In the past, the immediate reaction by media pundits would be to suggest that a Fed pivot to stimulus was coming soon.  This is no longer suggested, and economists acknowledge that pivot hopes are fading.

The narrative shift is dramatic, as if the media is preparing markets as well as the public for tightening to continue for much longer than initially expected.

Durden discusses the stagflationary avalanche from 1972 to 1980, and the early years of the Great Depression.

The Fed has done this before, and it has no reluctance about engineering a recession—or a depression—in the face of inflation. But none of these measures will create stability, and they may lead to greater instability.

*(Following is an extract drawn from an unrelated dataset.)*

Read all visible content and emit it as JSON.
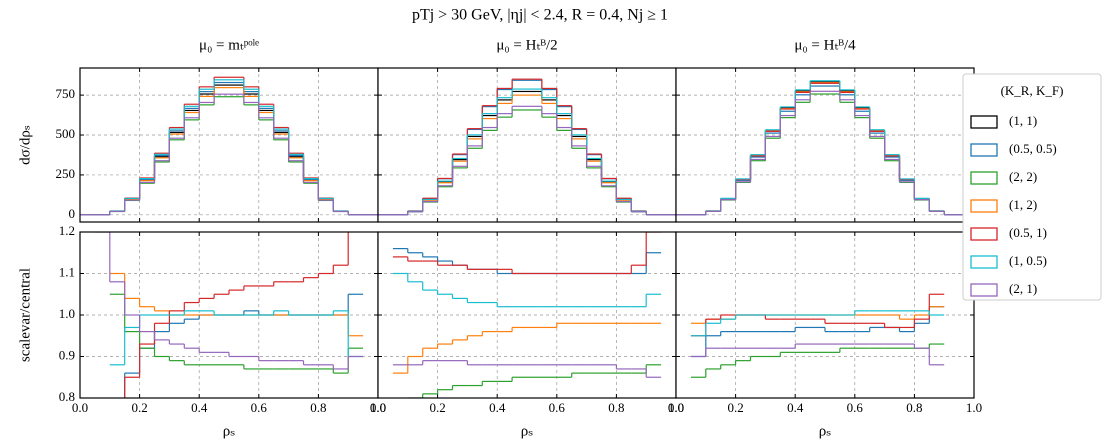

The media either doesn’t understand or doesn’t want to talk about the Fed’s culpability for the existing crisis. For now, it presents inflation as a consumer demand issue, which is a side note to the bigger issue of central bank currency creation. Don’t forget that the Fed dumped over $8 trillion on the economy in the span of two years through Covid stimulus measures, and this is when prices truly skyrocketed.

We have no idea how many more rate hikes it will take to deal with that level of monetary inflation; such a thing has never happened in the US before. With the latest GDP print coming in at 2.6% and CPI prints remaining high, there is no indication that tightening will stop anytime soon. A far-reaching deflationary effort would be required, and this effort could cause the same kind of chaos as inflation.